Thursday, June 05, 2008

Over the River and Through the Woods Part 1

I don't really know what brought this to mind, but since it is right there, I had better grab onto it while I still can.



One of my buddies over in Idaho had a WWII jeep. It had been rebuilt and reworked many times, but still hung together. Maybe the fenders WERE held together with bailing wire. Maybe pieces DID occasionally fall off of it. But it always got us where we were going, and always brought us home.



We would not hesitate to take off into the mountains and go way way back in the hills to go fishing or exploring. The jeep occasionally would have a difficulty, but with a little elbow grease and ingenuity we always made it home.



Once we were out in the middle of nowhere when it quit running. No matter what we did, it wouldn't fire. We checked everything we could think of, but couldn't think of anything we had left out. I was once again taking off the distributor cap to check the points just like I had the ten times before, when something caught the corner of my gaze. There was something wrong with the distributor cap.



Looking closer, I saw that the little carbon button in the center of the cap was gone. It makes contact with the top of the rotor and provides the path for the electricity to get to the spark plugs. It couldn't have gone far, so I looked around the inside of the distributor, and there it was, laying in the bottom of the distributor.



When I examined it, it was obvious it would never perform its intended function again. We were screwed.

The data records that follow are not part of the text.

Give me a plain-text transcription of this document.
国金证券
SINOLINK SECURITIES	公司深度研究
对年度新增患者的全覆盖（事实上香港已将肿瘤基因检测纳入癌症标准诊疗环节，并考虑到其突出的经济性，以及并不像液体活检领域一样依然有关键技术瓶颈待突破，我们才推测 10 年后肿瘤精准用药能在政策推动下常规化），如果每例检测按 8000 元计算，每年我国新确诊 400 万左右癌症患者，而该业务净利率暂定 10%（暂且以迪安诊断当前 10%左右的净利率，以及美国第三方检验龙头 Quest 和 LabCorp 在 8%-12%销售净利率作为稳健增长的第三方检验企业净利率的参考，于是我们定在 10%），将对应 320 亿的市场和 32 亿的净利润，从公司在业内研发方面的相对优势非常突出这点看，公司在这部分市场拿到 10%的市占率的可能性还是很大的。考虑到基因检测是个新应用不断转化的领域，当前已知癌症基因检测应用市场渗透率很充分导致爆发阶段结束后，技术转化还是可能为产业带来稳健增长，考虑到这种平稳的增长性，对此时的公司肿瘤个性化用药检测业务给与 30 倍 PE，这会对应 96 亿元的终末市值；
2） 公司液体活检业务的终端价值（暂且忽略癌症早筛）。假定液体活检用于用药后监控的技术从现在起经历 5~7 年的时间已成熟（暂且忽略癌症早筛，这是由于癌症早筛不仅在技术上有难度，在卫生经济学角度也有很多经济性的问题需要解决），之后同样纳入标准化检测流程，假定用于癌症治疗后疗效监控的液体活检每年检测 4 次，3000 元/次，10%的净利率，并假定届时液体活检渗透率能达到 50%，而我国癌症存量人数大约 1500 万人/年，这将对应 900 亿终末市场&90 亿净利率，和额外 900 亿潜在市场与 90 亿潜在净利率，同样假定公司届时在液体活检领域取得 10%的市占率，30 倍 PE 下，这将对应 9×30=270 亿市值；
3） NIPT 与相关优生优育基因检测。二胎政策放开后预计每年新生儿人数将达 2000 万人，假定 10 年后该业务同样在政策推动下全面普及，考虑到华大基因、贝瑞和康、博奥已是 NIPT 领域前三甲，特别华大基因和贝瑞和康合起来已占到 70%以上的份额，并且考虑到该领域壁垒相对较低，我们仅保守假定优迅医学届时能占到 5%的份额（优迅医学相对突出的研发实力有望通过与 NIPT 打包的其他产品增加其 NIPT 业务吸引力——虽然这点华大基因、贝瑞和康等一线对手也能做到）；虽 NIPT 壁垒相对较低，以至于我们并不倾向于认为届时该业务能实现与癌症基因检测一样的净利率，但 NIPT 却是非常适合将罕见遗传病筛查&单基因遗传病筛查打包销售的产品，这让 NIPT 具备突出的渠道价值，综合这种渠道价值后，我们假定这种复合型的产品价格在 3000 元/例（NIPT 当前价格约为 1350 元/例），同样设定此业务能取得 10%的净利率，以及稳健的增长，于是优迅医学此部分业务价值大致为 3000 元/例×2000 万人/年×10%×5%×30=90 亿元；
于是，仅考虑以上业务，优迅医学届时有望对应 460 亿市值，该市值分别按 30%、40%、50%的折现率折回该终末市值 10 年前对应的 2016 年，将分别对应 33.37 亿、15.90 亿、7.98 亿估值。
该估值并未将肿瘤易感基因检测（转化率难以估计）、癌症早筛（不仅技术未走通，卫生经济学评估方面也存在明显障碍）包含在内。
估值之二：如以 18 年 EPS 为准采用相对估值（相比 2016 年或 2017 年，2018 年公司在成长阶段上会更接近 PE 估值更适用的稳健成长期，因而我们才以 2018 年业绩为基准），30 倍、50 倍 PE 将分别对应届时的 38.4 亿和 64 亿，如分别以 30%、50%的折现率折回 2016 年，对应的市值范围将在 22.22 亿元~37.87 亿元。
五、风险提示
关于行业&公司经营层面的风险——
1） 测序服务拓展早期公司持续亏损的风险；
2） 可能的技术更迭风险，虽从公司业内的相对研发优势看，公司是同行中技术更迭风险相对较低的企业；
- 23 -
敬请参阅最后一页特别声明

Well, maybe not. My first thought was to use a pencil, which probably would have worked. but search as we would, no pencil would appear. The graphite in the center of a pencil would have been a perfect conductor, and I could whittle the outside to fit. A beautiful answer, missing only one small detail.



No pencil.



We did however, find a ball point pen.



I took the ball point pen apart, took out the spring and twisted it so the last coil at each end was perpendicular to the body of the spring, stuffed it in the hole, very carefully installed the distributor cap, and wonder of all wonders, the car ran. In fact it ran us all the way back home with nary a sputter. It was such a mickey mouse solution I was almost ashamed to admit I had thought of it.

2 comments:

sue said...

You are a real-life McGuyver, aren't ya? ;)

Al said...

Sue: One of my proudest moments is when I heard my daughter telling a friend" "We'll take it to my dad, he can fix anything."